NeoGenomics Posts Q3 2017 Financial Report

Genetics Investing

NeoGenomics released the report for their third quarter of 2017 financial information.

NeoGenomics (NASDAQ:NEO) released the report for their third quarter of 2017 financial information.
As quoted in the press release:

Consolidated revenues for the third quarter of 2017 were $63.1 million, an increase of 4% over the same period last year. Clinical genetic test volume increased 17% year over year. Average revenue per clinical genetic test (“Revenue per Test”) decreased by 11% to $342, primarily due to changes in test mix and a one-time $1.3 million revenue adjustment at quarter-end related to unbilled tests that were processed with insufficient specimen material. As a result of its divestiture on August 1, 2017, PathLogic revenue decreased by $1.4 million, or 78%, from the same period last year.

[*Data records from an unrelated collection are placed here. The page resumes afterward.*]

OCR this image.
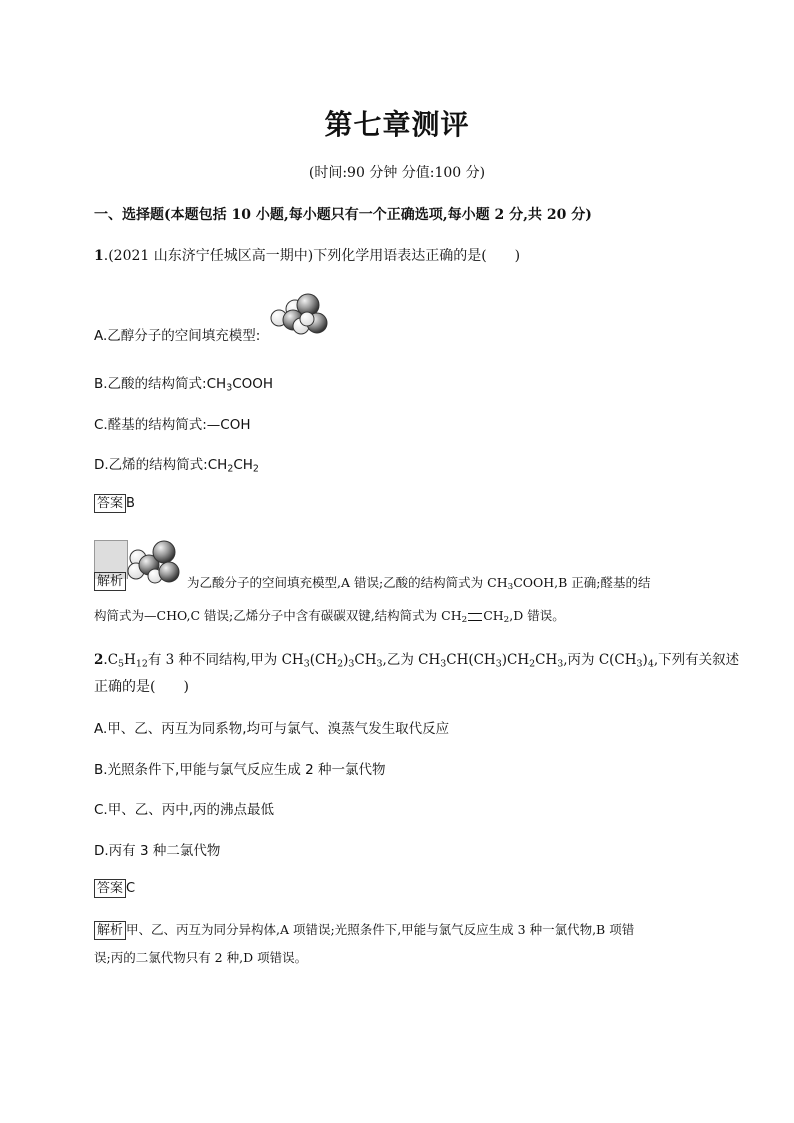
第七章测评
(时间:90 分钟 分值:100 分)
一、选择题(本题包括 10 小题,每小题只有一个正确选项,每小题 2 分,共 20 分)
1.(2021 山东济宁任城区高一期中)下列化学用语表达正确的是(　　)
A.乙醇分子的空间填充模型:
B.乙酸的结构简式$:CH_3COOH$
C.醛基的结构简式:—COH
D.乙烯的结构简式$:CH_2CH_2$
答案 B
解析	为乙酸分子的空间填充模型,A 错误;乙酸的结构简式为 $CH_3COOH,B$ 正确;醛基的结
构简式为—CHO,C 错误;乙烯分子中含有碳碳双键,结构简式为 $CH_2$ $CH_2,D$ 错误。
$2.C_5H_{12}$有 3 种不同结构,甲为 $CH_3(CH_2)_3CH_3$,乙为 $CH_3CH(CH_3)CH_2CH_3$,丙为 $C(CH_3)_4$,下列有关叙述
正确的是(　　)
A.甲、乙、丙互为同系物,均可与氯气、溴蒸气发生取代反应
B.光照条件下,甲能与氯气反应生成 2 种一氯代物
C.甲、乙、丙中,丙的沸点最低
D.丙有 3 种二氯代物
答案 C
解析 甲、乙、丙互为同分异构体,A 项错误;光照条件下,甲能与氯气反应生成 3 种一氯代物,B 项错
误;丙的二氯代物只有 2 种,D 项错误。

The Company also estimates that Hurricanes Harvey and Irma depressed test volume by approximately 1.5% and revenue by approximately $1.0 million in the third quarter.
Consolidated gross profit improved by $1.5 million, or 5%, compared to last year’s third quarter and consolidated gross margin improved by 70 basis points to 45.7%. Gross margin improvement was driven by increased clinical test volume, an 11% reduction in average cost-of-goods-sold per clinical genetic test (“Cost per Test”), and a margin expansion in the Pharma Services business.